Hier, au 2ème jour des négociations entre la délégation de la Cedeao et celle des putschistes, il n’y avait pas encore d’entente sur les questions essentielles. En effet, alors que la Cedeao est plus préoccupée par la libération d’IBK, qui ne voudrait plus d’un retour au pouvoir, et le retour immédiat à «l’ordre constitutionnel», les mutins, eux, sont plus intéressés par la levée de l’embargo contre le pays. Une levée des sanctions que l’organisation sous-régionale n’envisage pas sans la libération de l’ex-président que les Émirats arabes unis seraient déjà prêts à accueillir. Le 26 aoît, la Cedeao doit se réunir à nouveau, pour, en fonction des résultats de la mission de Goodluck Jonathan, décider de la levée ou non des sanctions contre le Mali.
La Cedeao a envoyé depuis samedi une délégation au Mali. Une délégation dirigée par l’ancien Président nigérian Goodluck Jonathan, avec comme mission de tout faire pour un «retour immédiat de l’ordre constitutionnel». A la fin de la première rencontre avec la junte, l’envoyé de la Cedeao s’est dit optimiste. «Les entretiens se passent bien», a déclaré le chef de délégation.
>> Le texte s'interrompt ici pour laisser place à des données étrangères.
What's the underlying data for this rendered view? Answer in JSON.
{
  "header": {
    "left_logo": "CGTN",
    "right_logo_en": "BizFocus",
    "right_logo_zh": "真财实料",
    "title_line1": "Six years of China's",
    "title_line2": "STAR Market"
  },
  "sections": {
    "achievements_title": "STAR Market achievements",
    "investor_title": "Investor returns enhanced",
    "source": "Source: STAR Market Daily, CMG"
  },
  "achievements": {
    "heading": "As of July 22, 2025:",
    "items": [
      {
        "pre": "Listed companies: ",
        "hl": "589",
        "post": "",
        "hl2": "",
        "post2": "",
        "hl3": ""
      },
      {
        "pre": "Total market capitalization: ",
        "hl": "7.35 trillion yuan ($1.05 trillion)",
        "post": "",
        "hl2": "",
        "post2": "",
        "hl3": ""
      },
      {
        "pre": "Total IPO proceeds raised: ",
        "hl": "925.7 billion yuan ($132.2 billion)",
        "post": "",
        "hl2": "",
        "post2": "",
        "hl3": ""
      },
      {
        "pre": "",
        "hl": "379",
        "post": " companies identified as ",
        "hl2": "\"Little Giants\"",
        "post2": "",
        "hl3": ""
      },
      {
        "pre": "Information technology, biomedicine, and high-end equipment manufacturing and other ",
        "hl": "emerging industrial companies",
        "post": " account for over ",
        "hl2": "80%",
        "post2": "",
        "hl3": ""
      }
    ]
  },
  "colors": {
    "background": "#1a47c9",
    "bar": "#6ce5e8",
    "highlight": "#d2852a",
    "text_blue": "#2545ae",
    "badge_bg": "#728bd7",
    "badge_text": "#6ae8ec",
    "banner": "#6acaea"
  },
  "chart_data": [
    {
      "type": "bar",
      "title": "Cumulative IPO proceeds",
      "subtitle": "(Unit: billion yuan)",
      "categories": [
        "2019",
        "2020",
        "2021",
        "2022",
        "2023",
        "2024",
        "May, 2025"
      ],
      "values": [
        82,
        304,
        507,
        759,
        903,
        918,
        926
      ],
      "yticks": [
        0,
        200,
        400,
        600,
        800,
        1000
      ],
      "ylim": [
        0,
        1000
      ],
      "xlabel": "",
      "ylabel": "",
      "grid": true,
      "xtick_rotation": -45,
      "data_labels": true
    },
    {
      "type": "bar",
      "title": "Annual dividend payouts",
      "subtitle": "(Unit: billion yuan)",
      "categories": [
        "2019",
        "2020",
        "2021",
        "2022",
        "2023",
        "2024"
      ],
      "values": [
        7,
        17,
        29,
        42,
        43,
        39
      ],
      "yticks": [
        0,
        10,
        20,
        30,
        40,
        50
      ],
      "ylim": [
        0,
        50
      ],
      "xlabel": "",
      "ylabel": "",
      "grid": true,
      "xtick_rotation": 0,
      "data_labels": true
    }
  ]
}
Jean-Claude Kassi Brou, le président de la Commission de la Cedeao, ajoutera que «les discussions se sont déroulées dans un climat très ouvert» et qu’ils ont «senti une volonté de vraiment aller de l’avant». Alors que les discussions se sont poursuivies hier, le président de la commission souligne que «la Cedeao a essentiellement pour rôle d’accompagner le Mali», et que «la solution» qui doit être trouvée doit être d’abord «une solution qui satisfasse les Maliens et qui soit aussi bénéfique pour tous les pays de la sous-région».
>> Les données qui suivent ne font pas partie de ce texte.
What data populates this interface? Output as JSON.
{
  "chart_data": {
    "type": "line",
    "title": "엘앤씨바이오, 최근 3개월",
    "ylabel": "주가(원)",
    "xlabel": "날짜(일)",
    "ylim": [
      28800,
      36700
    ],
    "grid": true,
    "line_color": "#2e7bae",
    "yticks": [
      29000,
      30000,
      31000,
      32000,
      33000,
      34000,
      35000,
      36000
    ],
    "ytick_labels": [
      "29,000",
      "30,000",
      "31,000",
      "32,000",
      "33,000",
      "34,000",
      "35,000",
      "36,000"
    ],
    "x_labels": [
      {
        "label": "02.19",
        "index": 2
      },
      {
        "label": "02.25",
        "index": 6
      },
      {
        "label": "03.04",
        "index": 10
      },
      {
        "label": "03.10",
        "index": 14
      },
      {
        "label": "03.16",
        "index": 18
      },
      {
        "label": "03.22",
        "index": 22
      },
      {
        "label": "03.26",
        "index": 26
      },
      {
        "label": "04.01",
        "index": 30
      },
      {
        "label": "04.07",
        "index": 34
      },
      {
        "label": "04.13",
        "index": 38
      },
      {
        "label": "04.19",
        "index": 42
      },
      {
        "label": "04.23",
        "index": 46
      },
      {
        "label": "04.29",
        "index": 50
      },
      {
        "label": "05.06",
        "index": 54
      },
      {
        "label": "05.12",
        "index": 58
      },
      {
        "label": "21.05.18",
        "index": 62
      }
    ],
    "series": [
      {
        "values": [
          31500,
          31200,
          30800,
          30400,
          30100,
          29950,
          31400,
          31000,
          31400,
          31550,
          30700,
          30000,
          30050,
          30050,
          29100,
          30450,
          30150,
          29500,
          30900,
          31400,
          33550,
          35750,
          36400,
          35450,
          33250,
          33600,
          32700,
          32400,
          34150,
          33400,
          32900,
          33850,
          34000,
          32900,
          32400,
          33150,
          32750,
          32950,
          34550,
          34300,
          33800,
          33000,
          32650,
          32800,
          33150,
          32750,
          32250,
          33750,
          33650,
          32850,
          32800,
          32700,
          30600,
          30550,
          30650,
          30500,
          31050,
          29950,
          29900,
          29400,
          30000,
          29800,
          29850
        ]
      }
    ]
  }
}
IBK lui-même ne voudrait plus du pouvoir
Dans ses premières sorties, la Cedeao exigeait la rétablissement du président IBK dans ses fonctions. Une exigence qui ne serait plus dans les plans de l’organisation sous-régionale, même si personne n’en parle ouvertement. D’ailleurs, la mission envoyée samedi à Bamako a pour objectif de convaincre les militaires au pouvoir à un «retour immédiat de l’ordre constitutionnel». Un glissement sémantique qui laisse croire que le retour d’IBK n’est plus une exigence, car le retour à l’ordre constitutionnel pouvant être l’organisation d’élections et le retour des civils au pouvoir. Et IBK lui-même ne voudrait plus du pouvoir. A 75 ans, malade et fatigué, il a sans doute tiré les leçons de son impopularité. Et lors de sa rencontre avec la délégation de la Cedeao, qui l’a trouvé «détenu» dans une villa, à Kati et «en bonne santé» lui et son Premier ministre, «avec son médecin et ses médicaments», il aurait clairement fait savoir qu’il ne pense plus au retour aux affaires. Lui-même ayant démissionné de ses fonctions.
La libération d’IBK contre la levée ou l’assouplissement des sanctions ?
Ce qui serait en négociation entre la junte et la Cedeao, c’est surtout les conditions de son exfiltration du pays. En effet, les pourparlers pour son exil aux Émirats arabes unis seraient sur une bonne voie. «Depuis plus de trois heures, la junte et la délégation de la Cedeao discutent sur le sort du président IBK et sur le retour à un ordre constitutionnel normal», a déclaré à l’Afp un membre de la mission ouest-africaine, qui a requis l’anonymat. Mais autant le sort d’IBK est au cœur des préoccupations de la Cedeao, autant l’embargo qu’il a décrété contre la Mali préoccupe «essentiellement» les putschistes, selon le colonel Wagué. Si les militaires ne sont pas pour le moment dans les dispositions de libérer IBK, c’est en grande partie parce qu’ils ont le soutien du peuple malien, qui lui, demande sa traduction en justice. Mais du côté de la Cedeao, on n’envisage pas une levée des sanctions sans la libération du président déchu. Quoi qu’il en soit, les deux parties doivent trouver très vite un accord. Car, selon le président de la Commission, «il faut des résultats parce que le 26 août, les chefs d’États de la Cedeao se réunissent pour dire s’ils renforcent les sanctions contre la junte ou si on desserre l’étau».